中央にはカウンターが構えてあり、それ以外の壁には、小説から雑誌、教科書、絵本、歴史書、ありとあらゆる本がカテゴリーに分けられて眠っている。しかも、本屋は四階まで存在する。ただでさえ、見上げると首が痛くなる程高い天井ギリギリまでの本棚が所狭しと並べられ、その本棚にもぎゅうぎゅうに本が詰められているというのに。目が回りそうになる光景だ。
「な……なんじゃこりゃ……」
否、既に一人、とっくの昔に本棚を見上げて目を回している女顔がいた。
「へー、噂には聞いていたけど、来るのは初めてだね」
「ああ。……ルカ」
「んー?」
興味津々と言わんばかりに周りを見渡していたルカは、微動だにしない相棒の横顔を見上げた。クレイは、なんとも形容し難い光を、持っている風船色の瞳に宿していた。期待とも、哀しみとも、喜びとも違う……あるいは、それらが全て混ざっていたかもしれない。

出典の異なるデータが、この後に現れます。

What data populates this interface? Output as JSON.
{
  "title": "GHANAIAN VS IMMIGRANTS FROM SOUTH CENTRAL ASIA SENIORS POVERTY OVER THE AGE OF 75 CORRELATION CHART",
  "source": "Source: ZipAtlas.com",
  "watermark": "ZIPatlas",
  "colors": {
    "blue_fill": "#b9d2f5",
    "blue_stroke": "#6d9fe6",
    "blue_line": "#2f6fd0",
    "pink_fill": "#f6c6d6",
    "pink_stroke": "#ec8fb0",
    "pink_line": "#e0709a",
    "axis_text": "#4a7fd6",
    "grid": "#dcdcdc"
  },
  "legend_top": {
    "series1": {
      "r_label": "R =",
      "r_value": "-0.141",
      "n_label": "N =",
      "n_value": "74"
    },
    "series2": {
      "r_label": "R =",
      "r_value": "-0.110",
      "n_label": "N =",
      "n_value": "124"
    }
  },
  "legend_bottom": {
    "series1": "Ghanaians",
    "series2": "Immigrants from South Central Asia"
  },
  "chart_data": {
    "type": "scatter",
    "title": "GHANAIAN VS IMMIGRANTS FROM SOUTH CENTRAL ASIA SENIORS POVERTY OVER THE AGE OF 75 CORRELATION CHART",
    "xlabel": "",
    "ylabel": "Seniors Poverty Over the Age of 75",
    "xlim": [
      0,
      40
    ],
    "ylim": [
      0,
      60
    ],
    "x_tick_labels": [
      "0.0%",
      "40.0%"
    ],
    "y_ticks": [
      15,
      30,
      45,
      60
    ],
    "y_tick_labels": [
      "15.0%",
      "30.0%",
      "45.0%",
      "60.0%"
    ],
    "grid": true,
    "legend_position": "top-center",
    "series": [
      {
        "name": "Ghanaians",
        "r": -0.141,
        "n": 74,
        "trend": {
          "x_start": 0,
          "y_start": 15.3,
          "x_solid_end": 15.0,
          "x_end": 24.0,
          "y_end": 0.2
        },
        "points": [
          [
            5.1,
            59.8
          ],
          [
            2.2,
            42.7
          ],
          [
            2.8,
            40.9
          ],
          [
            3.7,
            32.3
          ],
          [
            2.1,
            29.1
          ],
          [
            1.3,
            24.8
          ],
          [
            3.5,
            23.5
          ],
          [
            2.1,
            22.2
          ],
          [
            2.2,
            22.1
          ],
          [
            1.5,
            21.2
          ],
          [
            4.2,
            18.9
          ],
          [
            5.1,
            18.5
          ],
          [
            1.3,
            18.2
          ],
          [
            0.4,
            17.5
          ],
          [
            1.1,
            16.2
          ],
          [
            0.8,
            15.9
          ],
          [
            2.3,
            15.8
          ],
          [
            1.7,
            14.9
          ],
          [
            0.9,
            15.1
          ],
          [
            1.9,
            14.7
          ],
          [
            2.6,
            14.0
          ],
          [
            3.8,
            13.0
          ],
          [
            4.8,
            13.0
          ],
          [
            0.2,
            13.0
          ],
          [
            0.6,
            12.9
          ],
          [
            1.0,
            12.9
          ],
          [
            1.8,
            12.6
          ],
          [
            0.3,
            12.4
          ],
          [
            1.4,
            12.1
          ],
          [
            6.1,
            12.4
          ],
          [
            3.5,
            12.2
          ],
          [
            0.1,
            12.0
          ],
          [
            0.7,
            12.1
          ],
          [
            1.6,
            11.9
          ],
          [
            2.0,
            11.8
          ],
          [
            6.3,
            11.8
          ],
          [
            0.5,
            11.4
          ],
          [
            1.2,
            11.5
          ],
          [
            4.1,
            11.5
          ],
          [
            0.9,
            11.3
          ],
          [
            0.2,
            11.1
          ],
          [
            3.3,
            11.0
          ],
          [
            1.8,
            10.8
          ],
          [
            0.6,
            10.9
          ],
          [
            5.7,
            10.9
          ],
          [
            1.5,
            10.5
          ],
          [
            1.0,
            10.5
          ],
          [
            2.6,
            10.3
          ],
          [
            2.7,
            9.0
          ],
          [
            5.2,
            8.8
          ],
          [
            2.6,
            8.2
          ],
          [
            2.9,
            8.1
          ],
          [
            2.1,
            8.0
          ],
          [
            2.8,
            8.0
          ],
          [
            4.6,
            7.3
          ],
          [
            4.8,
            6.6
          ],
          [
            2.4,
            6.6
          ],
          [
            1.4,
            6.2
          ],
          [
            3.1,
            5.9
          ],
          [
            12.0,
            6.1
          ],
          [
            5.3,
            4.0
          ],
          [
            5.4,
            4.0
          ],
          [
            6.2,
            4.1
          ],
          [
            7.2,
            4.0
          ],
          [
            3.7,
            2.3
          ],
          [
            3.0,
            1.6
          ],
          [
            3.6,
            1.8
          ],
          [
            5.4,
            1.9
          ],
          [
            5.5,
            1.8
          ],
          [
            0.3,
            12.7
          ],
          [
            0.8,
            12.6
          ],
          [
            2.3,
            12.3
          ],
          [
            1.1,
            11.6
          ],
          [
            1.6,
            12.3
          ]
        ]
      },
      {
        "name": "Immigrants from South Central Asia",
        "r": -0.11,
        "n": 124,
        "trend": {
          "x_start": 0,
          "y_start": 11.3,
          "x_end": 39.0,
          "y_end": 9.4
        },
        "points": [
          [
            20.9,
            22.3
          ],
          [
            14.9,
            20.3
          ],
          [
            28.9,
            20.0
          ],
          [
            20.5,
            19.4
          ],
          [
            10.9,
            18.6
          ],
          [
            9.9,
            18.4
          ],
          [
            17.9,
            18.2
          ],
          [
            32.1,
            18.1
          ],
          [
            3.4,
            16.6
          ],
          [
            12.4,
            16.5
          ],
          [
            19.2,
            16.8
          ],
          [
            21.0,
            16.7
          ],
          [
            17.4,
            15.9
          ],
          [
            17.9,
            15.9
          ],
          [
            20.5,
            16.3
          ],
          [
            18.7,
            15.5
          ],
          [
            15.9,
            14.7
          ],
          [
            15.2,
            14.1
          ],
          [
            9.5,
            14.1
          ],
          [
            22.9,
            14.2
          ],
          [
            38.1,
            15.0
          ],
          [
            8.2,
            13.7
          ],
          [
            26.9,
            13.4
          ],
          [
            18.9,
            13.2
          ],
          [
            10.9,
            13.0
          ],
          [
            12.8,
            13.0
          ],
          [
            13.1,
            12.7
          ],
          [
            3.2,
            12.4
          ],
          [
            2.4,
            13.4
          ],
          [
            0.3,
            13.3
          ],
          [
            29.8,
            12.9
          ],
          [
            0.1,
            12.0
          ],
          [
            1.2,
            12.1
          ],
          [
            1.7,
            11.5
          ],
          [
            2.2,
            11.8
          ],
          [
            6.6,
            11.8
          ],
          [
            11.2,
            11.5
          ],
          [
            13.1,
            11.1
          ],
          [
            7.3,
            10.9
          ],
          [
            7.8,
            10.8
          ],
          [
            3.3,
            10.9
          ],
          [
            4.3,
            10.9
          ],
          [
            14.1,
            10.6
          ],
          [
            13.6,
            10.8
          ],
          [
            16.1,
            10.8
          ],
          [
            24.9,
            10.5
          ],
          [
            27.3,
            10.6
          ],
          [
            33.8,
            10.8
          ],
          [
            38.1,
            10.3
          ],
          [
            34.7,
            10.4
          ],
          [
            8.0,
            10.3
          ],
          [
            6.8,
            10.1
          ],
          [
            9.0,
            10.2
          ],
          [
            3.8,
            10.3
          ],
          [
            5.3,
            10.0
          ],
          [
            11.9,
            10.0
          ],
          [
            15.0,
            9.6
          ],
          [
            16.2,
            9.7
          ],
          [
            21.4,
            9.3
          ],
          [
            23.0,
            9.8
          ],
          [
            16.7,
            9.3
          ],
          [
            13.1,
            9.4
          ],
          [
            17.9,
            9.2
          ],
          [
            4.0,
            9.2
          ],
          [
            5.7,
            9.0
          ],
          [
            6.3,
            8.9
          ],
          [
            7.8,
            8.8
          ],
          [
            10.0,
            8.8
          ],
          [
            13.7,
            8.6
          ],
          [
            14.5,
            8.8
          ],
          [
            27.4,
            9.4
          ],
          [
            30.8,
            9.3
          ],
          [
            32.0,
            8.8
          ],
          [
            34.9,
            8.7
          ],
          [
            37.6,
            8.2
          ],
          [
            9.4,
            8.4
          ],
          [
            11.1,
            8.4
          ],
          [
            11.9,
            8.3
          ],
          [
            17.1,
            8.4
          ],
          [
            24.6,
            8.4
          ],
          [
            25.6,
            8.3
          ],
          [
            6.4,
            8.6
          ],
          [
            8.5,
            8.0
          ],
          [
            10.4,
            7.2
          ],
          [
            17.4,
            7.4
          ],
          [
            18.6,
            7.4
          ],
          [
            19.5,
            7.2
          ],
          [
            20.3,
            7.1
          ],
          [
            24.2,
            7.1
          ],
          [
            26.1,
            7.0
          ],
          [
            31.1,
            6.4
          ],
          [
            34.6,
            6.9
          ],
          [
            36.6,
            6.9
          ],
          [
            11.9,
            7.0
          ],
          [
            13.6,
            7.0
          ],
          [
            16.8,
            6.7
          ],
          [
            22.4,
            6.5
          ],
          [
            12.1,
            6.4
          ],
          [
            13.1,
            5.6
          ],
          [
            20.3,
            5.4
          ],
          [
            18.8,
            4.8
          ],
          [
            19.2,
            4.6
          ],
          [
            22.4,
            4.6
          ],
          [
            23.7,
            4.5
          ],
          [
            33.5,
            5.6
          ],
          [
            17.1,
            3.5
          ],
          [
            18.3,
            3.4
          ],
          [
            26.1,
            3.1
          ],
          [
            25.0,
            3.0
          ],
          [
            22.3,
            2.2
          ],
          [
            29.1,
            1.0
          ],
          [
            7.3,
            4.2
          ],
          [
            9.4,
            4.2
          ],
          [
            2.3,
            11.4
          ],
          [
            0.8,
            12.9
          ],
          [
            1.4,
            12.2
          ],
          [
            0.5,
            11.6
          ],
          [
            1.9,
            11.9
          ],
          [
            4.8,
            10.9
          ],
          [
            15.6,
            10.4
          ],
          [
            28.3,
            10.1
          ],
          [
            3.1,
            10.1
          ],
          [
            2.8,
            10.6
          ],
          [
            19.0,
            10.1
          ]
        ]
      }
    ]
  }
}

「ひとつ、探し物をしたい。先に買っておいてくれないか?」
彼の目線の先を確認するが早いか、ルカは納得がいったように大きく頷いた。
「……りょーかい。すぐに行くよ」
「頼んだ」
クレイは四人から外れ、生物と書かれたプレートが貼り付けられた本棚へと、まっすぐに向かって行った。
「それで……店員さんはどこだろう?カウンターに行けば良いのかな?」
ライチが目眩を起こしかねない本棚の壁を見回っていると、目の前を、何かが横切った。ぱさぱさと、妙な音を奏でながら。